DAQRI’s headset was an innovative and highly capable device at the time it was launched, with a comparatively wide field of view (44°), decent battery life, competitive processing capabilities, and a real Mixed Reality (MR) offering in a very nascent MR market. However, DAQRI Glasses was one of the most expensive devices in the market as a result, costing US$4,995 even though it was already an effort to reduce total costs around DAQRI’s original smart helmet product. While it may be simplistic, much of DAQRI’s competitive struggle came down to Microsoft and HoloLens. DAQRI obviously wouldn’t be able to compete with Microsoft on the platform side, but HoloLens also beat DAQRI on price.

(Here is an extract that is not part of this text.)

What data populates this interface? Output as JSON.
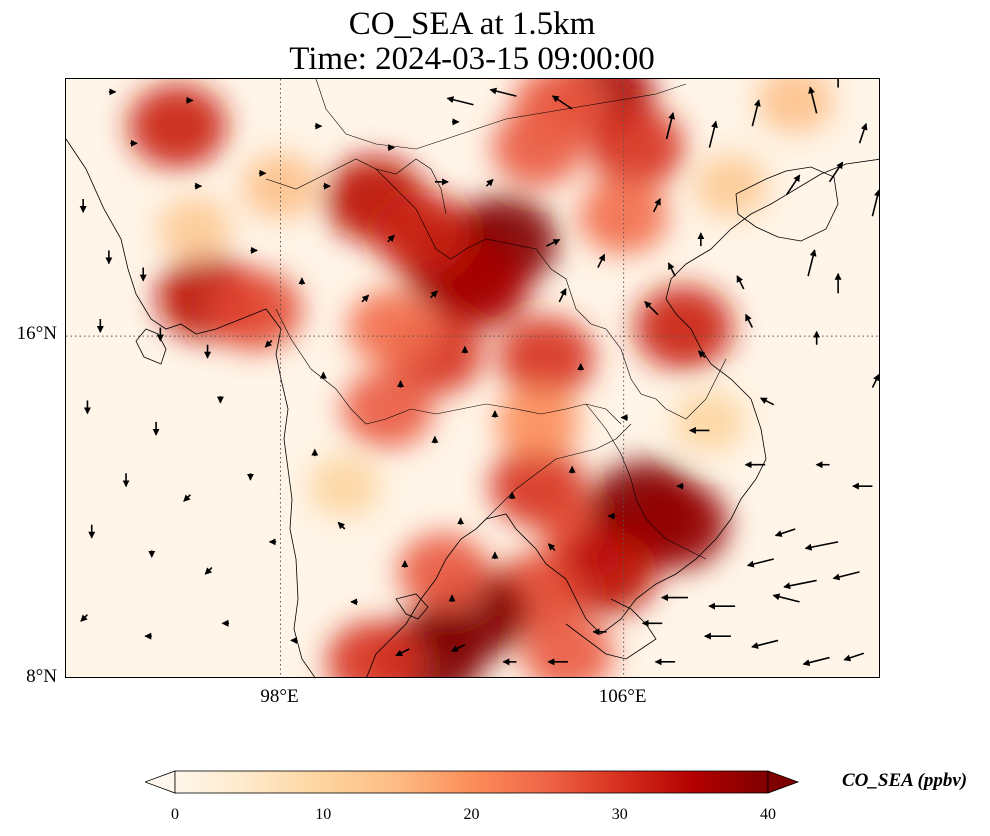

Consequently, DAQRI needed to update its product to align with the HoloLens 2’s specifications and price. DAQRI’s specialization in only industrial verticals may have limited potential sales opportunities and profits, but this strategic position didn’t necessarily lead to the shutdown because AR solutions are strong in industrial business.

Today, the AR smart glasses landscape is more mature. Hardware manufactures have acquired a better understanding of customers’ business needs and are able to steadily overcome challenges that limited massive adoption earlier on. Manufacturers have been gradually reducing prices, or at least improving the technical capabilities at similar prices, in order to compete not only against other smart glasses players, but also against increasingly capable AR-enabled smartphones/tablets; higher accuracy, better immersion, and hands-free capabilities are go-to value adds in the smart glasses field.

What Determines the Likelihood of Success for an AR Device?

RECOMMENDATIONS


There is no doubt that the absence of DAQRI, Meta, and ODG from the market will provide new sales opportunities to other manufacturers. These opportunities do not necessarily arise from the absence of these players, however, but are generated from the more competitive and valuable products that providers offer. A technically capable AR device cannot succeed by itself; it requires a combination of features such as affordable price, flexibility in application development, and integration with existing systems and other devices. Cellular compatibility, especially with 5G, is steadily becoming a more important criteria as well, providing long-term value flexibility in use case. In addition, marketing and communication and Go-to-Market (GTM) strategies play a catalytic role in the success of an AR device; customers need case studies, Proof of Concepts (PoCs), and Return on Investment (ROI) confirmation. Moreover, in order to achieve massive adoption, manufacturers should be approachable to Small and Medium-sized Enterprises (SMEs) instead of focusing their case studies mainly on multinational organizations.

Having a solid understanding of what is actually required from a device, and how that differs depending on customer, vertical, market, and use case, is imperative. Less technically capable devices, like those from RealWear, can still be market leaders thanks to a succinct target audience and well-understood value proposition. At the same time, high-end devices like Microsoft’s HoloLens are more universally applicable, but are also more difficult to market, implement, and, ultimately, use. 

The AR market is quickly moving into next generation devices and investments. AR smart glasses continue to hit the market and, while some incumbents have fallen, this can be seen as a sign of market maturity with more competitive and promising devices. Finally, the efforts from some of these fallen entities aren't entirely lost. Patents, research, and general knowledge can remain in the market depending on the outcome.